Yesterday was chemo day, the second in the current series of four, and the chemo gods were smiling.
You know the day is going to go well when parking is simple. And, by simple I mean free and right in the lot next to the chemo outpatient department. Not wanting to jinx anything, we quickly made our way to the reception desk where it was confirmed that my blood test results were successfully received the day before (because this time I was smart enough to print my results in black and white, thereby allowing the fax transmission to be legible).
Since all was in order, I was sent immediately to the back where my blood pressure was taken and urine tested. Avid readers will remember that two weeks ago this wasn’t so simple; I had to redo the urine test three times. This time, however, I spent all morning drinking water in anticipation of the test and, I’m happy to report all went well on the first try.
That being done, we brought my file to the physician on duty whose job it is to make sure all is in order and the final of the three medicines could be ordered. From past experience, we know the wait can take some time, so Tammy and I left the area (Anywhere is better than the chemo waiting room.), and had an early lunch in the small shopping center attached to the hospital. (It seems most hospitals in Israel have both a shopping center and hotel attached.)
After about two hours of waiting, we went back, and just in time. The nurse said she was looking for us. All is good to go. I was told to take a seat. Problem was, there was only one recliner open and it had no privacy, at all. Not that I need privacy, I just like it, so I don’t have to make small talk and compare cancer war stories. I look to my right and, lo, there is an open bed! Asked the nurse if I could take it and she informed me I wasn’t in bad enough shape (good news) and that they wanted to hold it if someone who really needed it showed up.

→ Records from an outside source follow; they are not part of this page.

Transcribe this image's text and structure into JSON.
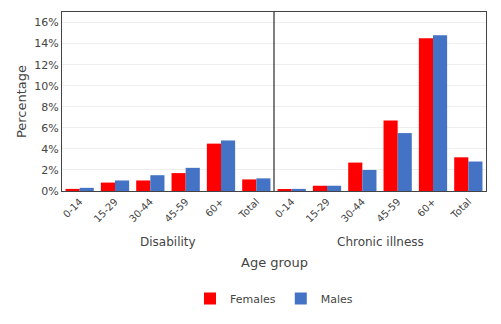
{
  "chart_data": {
    "type": "bar",
    "categories": [
      "0-14",
      "15-29",
      "30-44",
      "45-59",
      "60+",
      "Total",
      "0-14",
      "15-29",
      "30-44",
      "45-59",
      "60+",
      "Total"
    ],
    "series": [
      {
        "name": "Females",
        "color": "#FF0000",
        "values": [
          0.2,
          0.8,
          1.0,
          1.7,
          4.5,
          1.1,
          0.1,
          0.5,
          2.7,
          6.7,
          14.5,
          3.2
        ]
      },
      {
        "name": "Males",
        "color": "#4472C4",
        "values": [
          0.3,
          1.0,
          1.5,
          2.2,
          4.8,
          1.2,
          0.2,
          0.5,
          2.0,
          5.5,
          14.8,
          2.8
        ]
      }
    ],
    "xlabel": "Age group",
    "ylabel": "Percentage",
    "annotations": [
      "Disability",
      "Chronic illness"
    ],
    "ylim": [
      0,
      17
    ],
    "yticks": [
      {
        "value": 0,
        "label": "0%"
      },
      {
        "value": 2,
        "label": "2%"
      },
      {
        "value": 4,
        "label": "4%"
      },
      {
        "value": 6,
        "label": "6%"
      },
      {
        "value": 8,
        "label": "8%"
      },
      {
        "value": 10,
        "label": "10%"
      },
      {
        "value": 12,
        "label": "12%"
      },
      {
        "value": 14,
        "label": "14%"
      },
      {
        "value": 16,
        "label": "16%"
      }
    ],
    "grid": true,
    "legend": "bottom"
  }
}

So, I settled into my recliner and engaged in some small talk with the guy next to me (Actually, Tammy did. I pretended to be busy and generally annoyed…) who insisted on comparing notes. He was at another hospital originally. Came here due to some study. The other hospital was much nicer. He didn’t believe that I was more “experienced” than him in the wonderful world of chemo, seeing as I’m “so young.” At which point I wanted to smack him and say: “Imagine how I felt two years ago!”
The nurse came by to inform me they didn’t expect anyone any sicker than yours truly and that I could have the bed if I liked. So, the orderly changed the seats and alcoholed the mattress and I enjoyed yet another small victory. This was only the second time in all my treatments that I got a bed. (The previous time was also simply due to space and not because I was in “bad shape.”) Let me tell you: it’s like flying business class. I immediately relaxed, and I’m told I slept for about two hours.

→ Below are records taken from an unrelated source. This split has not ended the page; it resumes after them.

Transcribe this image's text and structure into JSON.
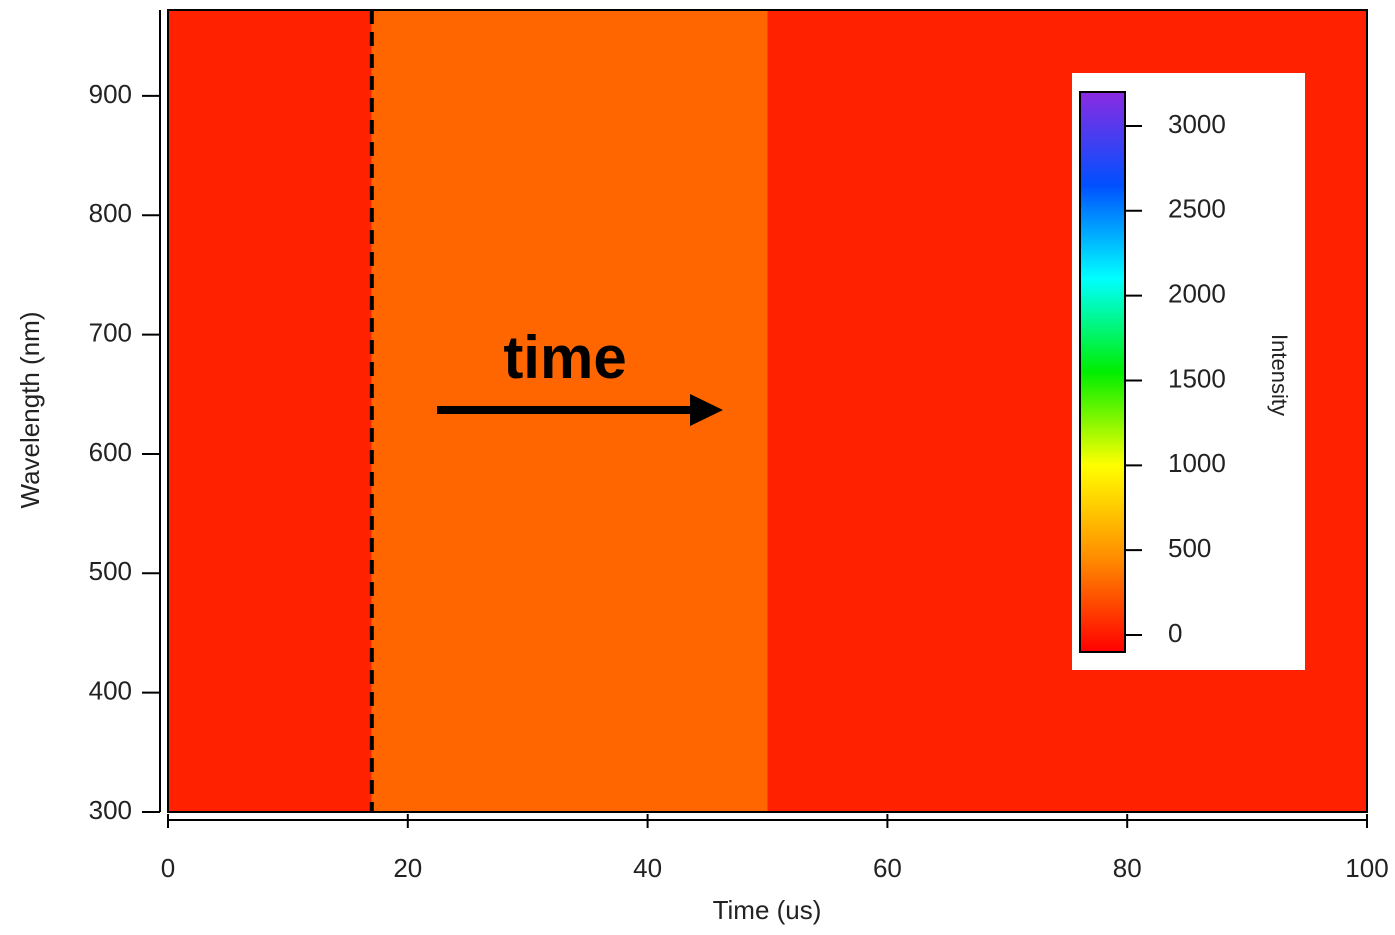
{
  "chart_data": {
    "type": "heatmap",
    "xlabel": "Time (us)",
    "ylabel": "Wavelength (nm)",
    "x_edges": [
      0,
      17,
      50,
      100
    ],
    "values": [
      30,
      300,
      30
    ],
    "xlim": [
      0,
      100
    ],
    "xticks": [
      0,
      20,
      40,
      60,
      80,
      100
    ],
    "ylim": [
      300,
      972
    ],
    "yticks": [
      300,
      400,
      500,
      600,
      700,
      800,
      900
    ],
    "vline": 17,
    "annotation": "time",
    "colorbar_label": "Intensity",
    "clim": [
      -100,
      3200
    ],
    "cticks": [
      0,
      500,
      1000,
      1500,
      2000,
      2500,
      3000
    ],
    "colormap": [
      "#ff0000",
      "#ff8c00",
      "#ffff00",
      "#00ee00",
      "#00ffff",
      "#0050ff",
      "#8a2be2"
    ]
  }
}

And that was it. My last med was started by 3:30 and we were out not long after that. Came home and did some work until I conked out at about 10pm.
So far so good in terms of the side effects. You may remember that last time it was easier than in the past. No real neuropathy or severe nausea. I just had baseline nausea that I could ignore if I kept eating and, of course, our good friends exhaustion and diarrhea. This time seems pretty much the same, except my fingers and toes are bit more tingly than last time. Bottom line: who knows. I hope I feel good this week because if I do, I’ll likely go to NY next week to remind my coworkers that I still work with them. We shall see. The NY weather forecast will likely play a role, as well. There’s no way I’m willingly going into a Polar Vortex if I don’t have to.
In other news, it seems that Tammy may have picked up some sort of a bug, so things ought to get interesting around here in terms of logistics, seeing as I have to be careful around people who are sick.
Anyway, as always, thanks for your encouragement!